Rivas (2008) nos alerta sobre a necessidade de se observar que houve uma série de
construções sociais, históricas, teóricas, políticas, econômicas e culturais que levaram as
populações indígenas a terem seus territórios, sua cultura e sua economia sujeitadas a uma
dominação violenta e excludente.
A própria política de grande parte dos países da América Latina também favoreceu
esse quadro de opressão, isto porque seu passado como colônias de exploração de países cuja
tradição etnocêntrica dizimou milhares de povos indígenas, e, por conseguinte suas culturas
prolongou uma concepção marginalizada destes povos perante os Estados dos quais fazem
parte.
5. CONCLUSÃO
O Estado Democrático de Direito exige uma nova postura do juiz, que não pode ser
mais concebido como mera e passiva boca da lei, exercendo atividade puramente cognescitiva
e mecânica, autorizando uma nova técnica legislativa através das cláusulas gerais, que não
prescrevem norma de conduta, mas definem parâmetros de interpretação;
A adoção das cláusulas gerais revela uma atualização em termos de técnica
legislativa, exigindo cuidado especial do intérprete, especialmente dos juízes, elas se definem
em oposição às normas casuísticas, sendo esta uma forma de identificá-las no arcabouço
jurídico.
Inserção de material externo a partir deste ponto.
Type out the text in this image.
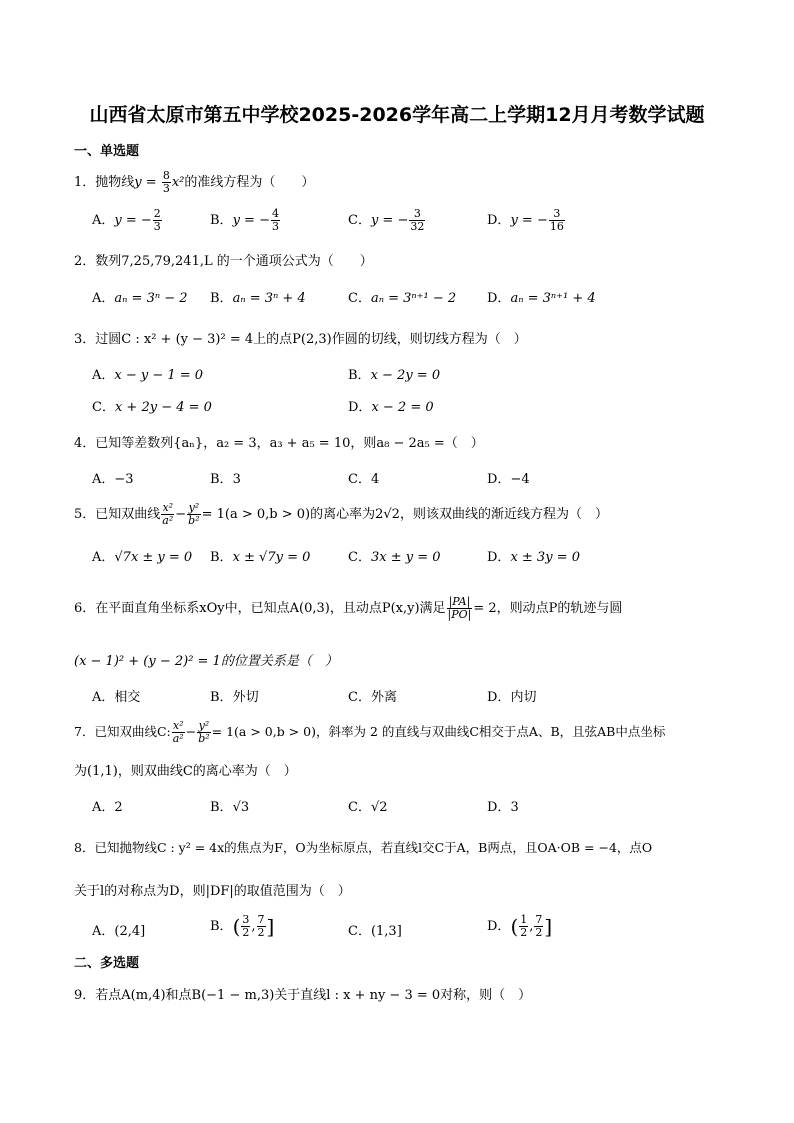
山西省太原市第五中学校2025-2026学年高二上学期12月月考数学试题
一、单选题
1．抛物线$y = \frac{8}{3} x^2$的准线方程为（　　）
A．y = − $\frac{2}{3}$	B．y = − $\frac{4}{3}$	C．y = − $\frac{3}{32}$	D．y = − $\frac{3}{16}$
2．数列7,25,79,241,L 的一个通项公式为（　　）
A．aₙ = 3ⁿ − 2 B．aₙ = 3ⁿ + 4	C．aₙ = 3ⁿ⁺¹ − 2 D．aₙ = 3ⁿ⁺¹ + 4
3．过圆C : x² + (y − 3)² = 4上的点P(2,3)作圆的切线，则切线方程为（　）
A．x − y − 1 = 0	B．x − 2y = 0
C．x + 2y − 4 = 0	D．x − 2 = 0
4．已知等差数列{aₙ}，a₂ = 3，a₃ + a₅ = 10，则a₈ − 2a₅ =（　）
A．−3	B．3	C．4	D．−4
5．已知双曲线 $\frac{\text{x²}}{\text{a²}} - \frac{\text{y²}}{\text{b²}} = 1(a > 0,b > 0)$的离心率为2√2，则该双曲线的渐近线方程为（　）
A．√7x ± y = 0 B．x ± √7y = 0	C．3x ± y = 0	D．x ± 3y = 0
6．在平面直角坐标系xOy中，已知点A(0,3)，且动点P(x,y)满足 $\frac{|PA|}{|PO|} = 2$，则动点P的轨迹与圆
(x − 1)² + (y − 2)² = 1的位置关系是（　）
A．相交	B．外切	C．外离	D．内切
7．已知双曲线C: $\frac{\text{x²}}{\text{a²}} - \frac{\text{y²}}{\text{b²}} = 1(a > 0,b > 0)$，斜率为 2 的直线与双曲线C相交于点A、B，且弦AB中点坐标
为(1,1)，则双曲线C的离心率为（　）
A．2	B．√3	C．√2	D．3
8．已知抛物线C : y² = 4x的焦点为F，O为坐标原点，若直线l交C于A，B两点，且OA·OB = −4，点O
关于l的对称点为D，则|DF|的取值范围为（　）
A．(2,4]	B．( $\frac{3}{2}$ , $\frac{7}{2}$ ]	C．(1,3]	D．( $\frac{1}{2}$ , $\frac{7}{2}$ ]
二、多选题
9．若点A(m,4)和点B(−1 − m,3)关于直线l : x + ny − 3 = 0对称，则（　）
Torna-se mais acentuada a missão do juiz, quando diante das cláusulas gerais, em
fundamentar suas decisões, demonstrando por que tais condutas levaram a alicerçar aquela
solução para a causa;
Dentre as cláusulas gerais adotadas pelo código civil temos a da boa-fé objetiva, a da
função social do contrato e da função social da propriedade. A boa-fé de que cuida o Código
Civil é a boa-fé objetiva, que impõe certos deveres às partes contratantes, possuindo a função
de fonte de novos deveres especiais de conduta durante o vínculo contratual.
A adoção da cláusula geral da função social do contrato apenas limitou os princípio
de pacta sunt servanda e o da relatividade subjetiva, atingindo o alcance do conteúdo de tais
princípios, sem eliminá-los. Já o art. 421 do Código Civil altera profundamente o conteúdo da
atividade contratual, exigindo dos contratantes uma postura mais humana e menos egoística
ao entabularem os contratos, de modo que a liberdade de contratar não pode ser exercida
desconectada da função social do contrato.
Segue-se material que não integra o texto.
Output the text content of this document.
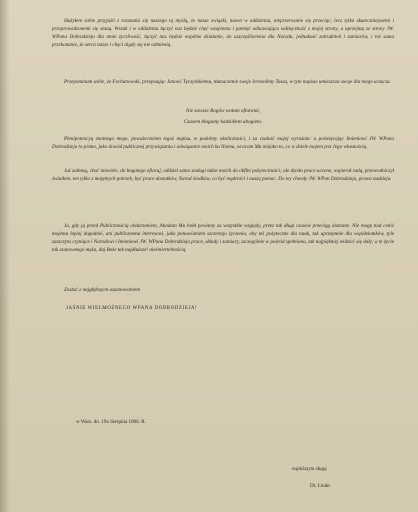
Służyłem sobie przyjaźń z rozstania się naszego tą myślą, że nasze związki, nawet w oddaleniu, nieprzerwanie się przeciąć, lecz tylko skuteczniejszemi i przeprowadzonemi się staną. Wszak i w oddaleniu łączyć nas będzie chęć wzajemna i pamięć odnawiająca wdzięczność z mojej strony, a uprzejmą ze strony JW. WPana Dobrodzieja dla mnie życzliwość, łączyć nas będzie wspólne działanie, do uszczęśliwienia dla Narodu, jednakość zatrudnień i zamiarów, i też sama przekonanie, że serca nasze i chęci nigdy się nie odmienią.

Przepominam sobie, że Fochanowski, przepisując Janowi Tęczyńskiemu, tłumaczenie swoje Jerozolimy Tassa, w tym napisie umieszcza swoje dla niego uczucia.

Nie zawsze Bogów wołam ofiarami,

Czasem błagamy kadzidłem ubogiem.

Plenipotencyą stannego mego, poważeczniem tegoż napisu, w podobny okoliczności, i za czułość mojej wyrażam: a poświęcając Imieniowi JW. WPana Dobrodzieja to pismo, jako dowód publicznej przywiązania i odwiązanie moich ku Niemu, wracam Mu niejako to, co w dziele mojem jest Jego własnością.

Już zatłoną, choć niewiele, do bogatego ofiaruj, oddziel samo zasługi także moich do obfite pożyteczności; ale dzieła prace uczone, wspierał radą, przewodniczył światłem, ten tylko z mojętnych potrzeb, być prace dostatków, Narod środków, co być mądrości i naszą pomoc. Do tey chwały JW. WPan Dobrodzieja, prawa nadzieja.

Ja, gdy ją przed Publicznością obdarzeniem, Abadam Mu hołd powinny za wszystkie względy, przez tak długi czasów przeciąg doznane. Nie mogę nad cenić mojemu lepiej dogodnié, ani publicznemu interesowi, jako ponawianiem szczerego życzenia, aby też pożyteczne dla nauk, tak uprzejmnie dla współziomków, tyle zaszczytu czyniące i Narodowi i Imieniowi JW. WPana Dobrodzieja prace, składy i zamiary, szczególnie w pośród spełniona, tak najpiękniej widzieć się dały; a te życie tak szanownego męża, daj Boże tak najdłuższe! nieśmiertelnością.

Zostać z najgłębszym uszanowaniem

JAŚNIE WIELMOŻNEGO WPANA DOBRODZIEJA!

w Wars. dn. 19o Sierpnia 1806. R.

najniższym sługą

Dr. Linde.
O direito de propriedade somente é eticamente válido se cumprida sua função social,
cristalizando o valor socioeconômico moradia, para o direito de propriedade urbana, e
produção de alimentos, para o direito de propriedade rural. O Código Civil adotou, também
no direito de propriedade, a teoria do abuso de direito, tornando defesos os atos que não
trazem ao proprietário qualquer comodidade, ou utilidade, e sejam animados pela intenção de
prejudicar outrem, consoante se constata da leitura do § 2º do art. 1.228 do Código Civil.
Intrinsecamente vinculados propriedade rural e meio ambiente tem que caminhar
juntos, para que enquanto aquela não deixe de cumprir seu papel econômico, este não seja
devastado em nome do capital de forma ilimitada. Sendo assim, aqueles que utilizam o meio
ambiente já não podem fazê-lo indiscriminadamente, e tão pouco ignorar que para que
exerçam seus direitos devem antes cumprir deveres maiores.
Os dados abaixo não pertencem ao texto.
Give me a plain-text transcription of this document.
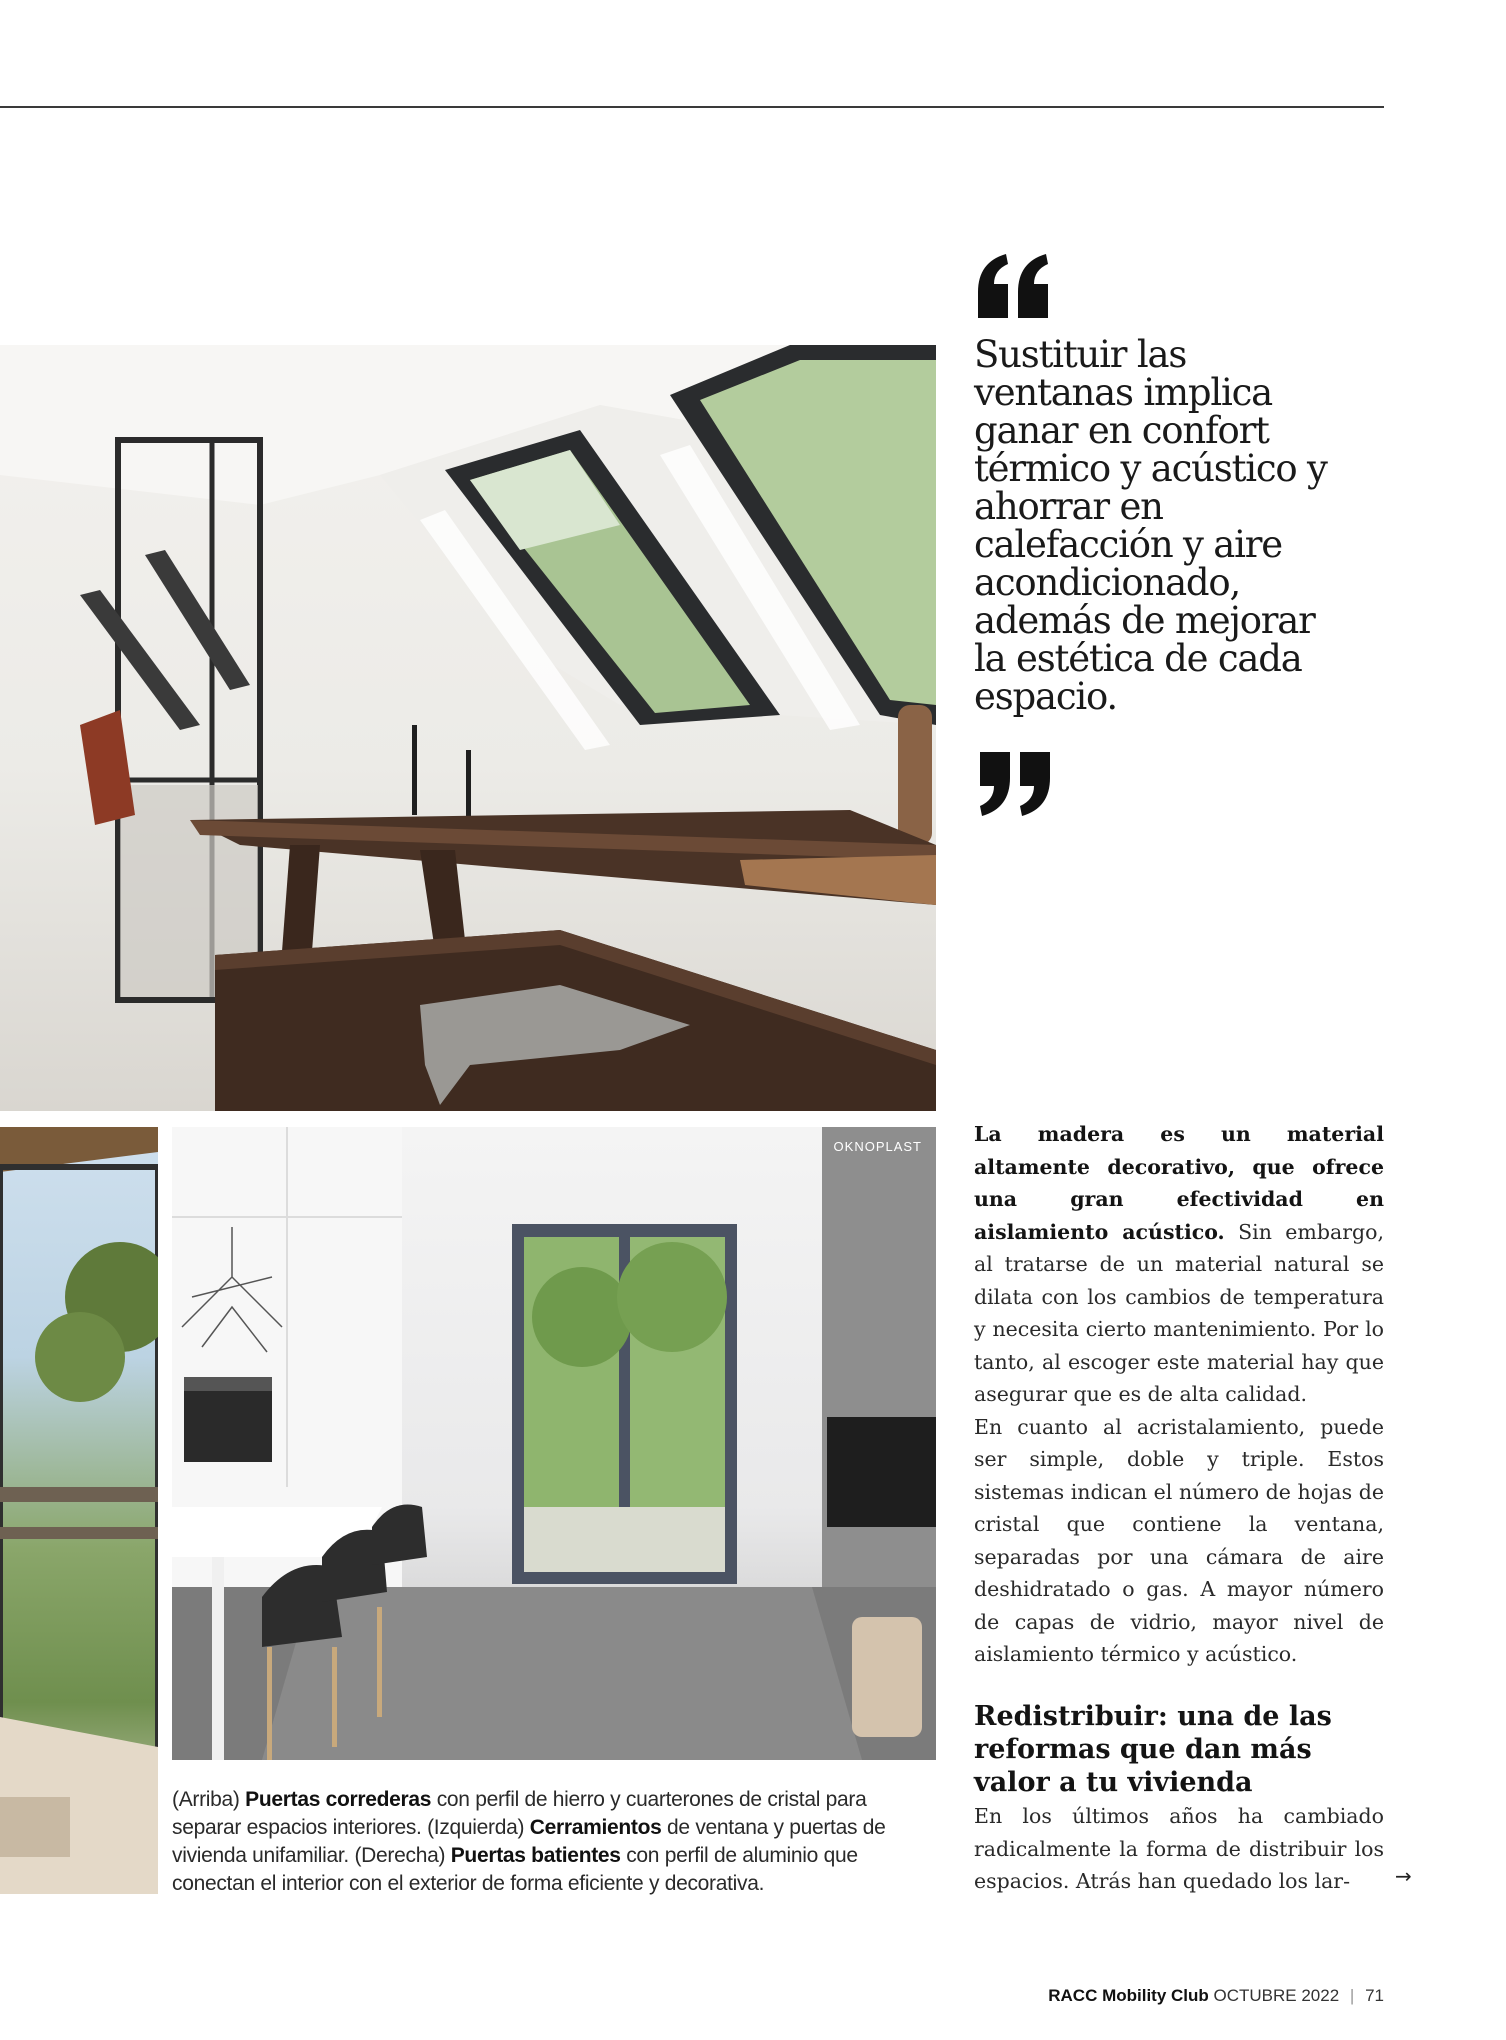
OKNOPLAST

Sustituir las ventanas implica ganar en confort térmico y acústico y ahorrar en calefacción y aire acondicionado, además de mejorar la estética de cada espacio.

La madera es un material altamente decorativo, que ofrece una gran efectividad en aislamiento acústico. Sin embargo, al tratarse de un material natural se dilata con los cambios de temperatura y necesita cierto mantenimiento. Por lo tanto, al escoger este material hay que asegurar que es de alta calidad.

En cuanto al acristalamiento, puede ser simple, doble y triple. Estos sistemas indican el número de hojas de cristal que contiene la ventana, separadas por una cámara de aire deshidratado o gas. A mayor número de capas de vidrio, mayor nivel de aislamiento térmico y acústico.

Redistribuir: una de las reformas que dan más valor a tu vivienda

En los últimos años ha cambiado radicalmente la forma de distribuir los espacios. Atrás han quedado los lar-	→

(Arriba) Puertas correderas con perfil de hierro y cuarterones de cristal para separar espacios interiores. (Izquierda) Cerramientos de ventana y puertas de vivienda unifamiliar. (Derecha) Puertas batientes con perfil de aluminio que conectan el interior con el exterior de forma eficiente y decorativa.

RACC Mobility Club OCTUBRE 2022 | 71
A responsabilidade ambiental denota a supremacia que um direito difuso tem frente
aos interesses particulares, a preservação ambiental possui se mostra mais relevante do que os
meios irresponsáveis de exploração dos recursos naturais, ela não vem minar o uso da terra,
mas sim fazer com que aqueles que não a utilizem de forma consciente arquem com o isso e
recuperem o bem lesado.
A função social da propriedade não tem o mesmo significado valorativo para todos
os povos do nosso Estado, vimos que tanto o contrato, quanto a propriedade devem atender a
determinados objetivos para que se possa considerar que a terra cumpre sua função social.
Ocorre para as comunidades tradicionais terra também pode se afigurar como parte da
identidade, numa definição complementar a legislativa, e cunho, inclusive, principiológico.